Judy Wise has lived off of Kapalama Drive behind Diamondhead for 36 years. In that time her once rural view has certainly changed.

"This use to be a pig farm. My husband's father raised pigs and he had cows and he had goats. It just used to be a rural farm place and now it's all business."

But Wise says she welcomes her new commercial neighbors.

"It's convenient. When you need something, you just walk across the street to do it."

"The fitness center has been booming and it's only been open four months," David Malley said.

Fitness, fancy coffee and pampering for pets are just a few of the new offerings around Diamondhead in the last five years.

David Malley owns much of the land being developed.

"Within the next six months, you're going to see a lot more activity back here," Malley said.

A car wash will soon make its home next to a horse stable.

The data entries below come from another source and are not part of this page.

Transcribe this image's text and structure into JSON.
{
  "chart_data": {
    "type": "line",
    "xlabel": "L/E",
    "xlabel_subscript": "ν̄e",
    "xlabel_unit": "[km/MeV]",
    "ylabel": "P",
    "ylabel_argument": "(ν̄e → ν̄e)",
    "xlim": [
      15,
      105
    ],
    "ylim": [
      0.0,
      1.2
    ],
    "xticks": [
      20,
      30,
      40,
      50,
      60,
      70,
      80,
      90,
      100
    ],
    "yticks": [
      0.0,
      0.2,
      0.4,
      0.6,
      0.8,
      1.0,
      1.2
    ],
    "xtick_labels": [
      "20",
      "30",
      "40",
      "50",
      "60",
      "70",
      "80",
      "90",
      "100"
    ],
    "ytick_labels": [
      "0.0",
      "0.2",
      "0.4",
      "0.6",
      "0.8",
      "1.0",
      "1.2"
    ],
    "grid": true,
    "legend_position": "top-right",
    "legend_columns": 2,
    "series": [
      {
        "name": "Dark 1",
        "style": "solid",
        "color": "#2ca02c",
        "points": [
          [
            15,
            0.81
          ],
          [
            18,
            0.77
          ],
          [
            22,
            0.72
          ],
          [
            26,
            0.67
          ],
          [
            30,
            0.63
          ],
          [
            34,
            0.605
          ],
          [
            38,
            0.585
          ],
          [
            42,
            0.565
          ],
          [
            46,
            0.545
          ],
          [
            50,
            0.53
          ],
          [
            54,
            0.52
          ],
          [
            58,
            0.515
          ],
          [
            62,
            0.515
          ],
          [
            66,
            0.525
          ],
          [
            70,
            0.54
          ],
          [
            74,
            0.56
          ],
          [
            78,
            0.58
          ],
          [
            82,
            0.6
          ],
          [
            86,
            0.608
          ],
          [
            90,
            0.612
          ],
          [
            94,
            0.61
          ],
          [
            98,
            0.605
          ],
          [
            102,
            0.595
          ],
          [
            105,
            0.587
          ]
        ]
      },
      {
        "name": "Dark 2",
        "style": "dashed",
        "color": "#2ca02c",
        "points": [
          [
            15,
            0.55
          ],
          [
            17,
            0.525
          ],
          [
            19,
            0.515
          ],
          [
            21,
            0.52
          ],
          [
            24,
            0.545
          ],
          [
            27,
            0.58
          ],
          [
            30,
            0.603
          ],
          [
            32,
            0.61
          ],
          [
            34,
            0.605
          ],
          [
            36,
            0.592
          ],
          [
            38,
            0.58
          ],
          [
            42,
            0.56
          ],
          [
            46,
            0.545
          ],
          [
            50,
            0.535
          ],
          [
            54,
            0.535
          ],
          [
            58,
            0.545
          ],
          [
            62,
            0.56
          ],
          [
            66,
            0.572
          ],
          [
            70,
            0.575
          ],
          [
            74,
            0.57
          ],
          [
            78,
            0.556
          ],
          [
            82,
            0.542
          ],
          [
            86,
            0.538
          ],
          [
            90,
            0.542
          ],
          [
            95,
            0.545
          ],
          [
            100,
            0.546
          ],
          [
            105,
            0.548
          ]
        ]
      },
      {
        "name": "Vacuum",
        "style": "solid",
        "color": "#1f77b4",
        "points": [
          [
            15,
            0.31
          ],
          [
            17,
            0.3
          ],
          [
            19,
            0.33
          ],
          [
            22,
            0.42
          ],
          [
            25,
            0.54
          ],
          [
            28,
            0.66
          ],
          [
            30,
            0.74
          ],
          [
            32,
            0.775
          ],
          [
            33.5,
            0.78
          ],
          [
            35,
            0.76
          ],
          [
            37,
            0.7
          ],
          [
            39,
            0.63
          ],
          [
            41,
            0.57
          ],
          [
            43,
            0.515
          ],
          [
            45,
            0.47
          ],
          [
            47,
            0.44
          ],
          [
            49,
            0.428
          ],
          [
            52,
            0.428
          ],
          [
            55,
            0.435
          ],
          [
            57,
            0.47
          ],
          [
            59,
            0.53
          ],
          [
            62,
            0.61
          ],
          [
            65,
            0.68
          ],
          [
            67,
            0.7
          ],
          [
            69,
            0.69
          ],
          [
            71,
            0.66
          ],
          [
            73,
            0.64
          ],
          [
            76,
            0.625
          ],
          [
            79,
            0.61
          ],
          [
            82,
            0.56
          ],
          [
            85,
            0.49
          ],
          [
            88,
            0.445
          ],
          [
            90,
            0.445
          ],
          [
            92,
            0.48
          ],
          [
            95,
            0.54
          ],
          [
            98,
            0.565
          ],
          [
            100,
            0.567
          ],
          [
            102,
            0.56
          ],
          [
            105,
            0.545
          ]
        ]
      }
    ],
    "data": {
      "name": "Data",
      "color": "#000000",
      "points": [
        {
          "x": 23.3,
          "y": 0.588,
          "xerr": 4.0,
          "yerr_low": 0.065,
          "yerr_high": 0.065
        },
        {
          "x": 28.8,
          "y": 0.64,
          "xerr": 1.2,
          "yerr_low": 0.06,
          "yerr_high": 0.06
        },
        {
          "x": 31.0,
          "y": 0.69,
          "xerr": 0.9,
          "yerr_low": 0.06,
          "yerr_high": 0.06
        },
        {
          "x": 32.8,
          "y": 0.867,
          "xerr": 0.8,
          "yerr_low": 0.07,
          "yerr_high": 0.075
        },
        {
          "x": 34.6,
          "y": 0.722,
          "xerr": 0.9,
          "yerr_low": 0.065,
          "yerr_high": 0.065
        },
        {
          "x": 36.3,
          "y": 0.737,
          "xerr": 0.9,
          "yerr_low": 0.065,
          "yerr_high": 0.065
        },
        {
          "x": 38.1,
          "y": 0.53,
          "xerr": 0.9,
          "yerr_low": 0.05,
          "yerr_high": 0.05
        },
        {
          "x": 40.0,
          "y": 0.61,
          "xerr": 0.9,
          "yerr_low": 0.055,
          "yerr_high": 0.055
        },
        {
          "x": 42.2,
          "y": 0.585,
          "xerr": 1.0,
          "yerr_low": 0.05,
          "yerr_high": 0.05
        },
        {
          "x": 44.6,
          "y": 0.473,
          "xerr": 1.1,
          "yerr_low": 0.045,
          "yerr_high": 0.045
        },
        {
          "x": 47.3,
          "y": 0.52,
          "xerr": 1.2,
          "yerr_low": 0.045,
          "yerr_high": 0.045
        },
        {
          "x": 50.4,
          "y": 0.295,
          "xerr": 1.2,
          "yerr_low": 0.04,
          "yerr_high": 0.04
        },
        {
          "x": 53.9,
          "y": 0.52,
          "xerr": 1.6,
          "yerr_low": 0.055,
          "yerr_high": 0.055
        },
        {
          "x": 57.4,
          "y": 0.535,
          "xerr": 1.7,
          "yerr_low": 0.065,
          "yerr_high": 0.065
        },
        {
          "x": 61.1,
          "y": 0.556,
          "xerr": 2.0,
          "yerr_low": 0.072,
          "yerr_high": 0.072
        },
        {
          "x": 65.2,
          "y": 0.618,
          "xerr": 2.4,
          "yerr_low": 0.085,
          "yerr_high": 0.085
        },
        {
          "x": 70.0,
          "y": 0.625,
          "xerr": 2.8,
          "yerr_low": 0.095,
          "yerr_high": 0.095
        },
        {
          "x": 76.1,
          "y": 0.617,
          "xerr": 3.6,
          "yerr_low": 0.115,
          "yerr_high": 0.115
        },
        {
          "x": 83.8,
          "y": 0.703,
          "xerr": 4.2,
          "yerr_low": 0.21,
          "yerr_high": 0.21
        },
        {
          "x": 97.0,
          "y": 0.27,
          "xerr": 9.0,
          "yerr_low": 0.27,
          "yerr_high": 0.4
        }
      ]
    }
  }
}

It's a sign of how development is changing the landscape of rural Hancock County.

"The residential side of Diamondhead, they tend to be more urban. Where as just behind Diamondhead are a very large number of people who have chosen over the years to live in a rural setting, and of course the two are now coming together," Diamondhead Property Owners Association President Lloyd Ramirez said.

Malley echoed his words.

"It's a unique mixture, but everyone seems to get along real well back here. We don't have any conflicts."

Blending rural lifestyle with a thriving business community is how this part of Hancock County is making its future.

According to leaders with the Diamondhead POA, the community has about 170 businesses now located around Diamondhead.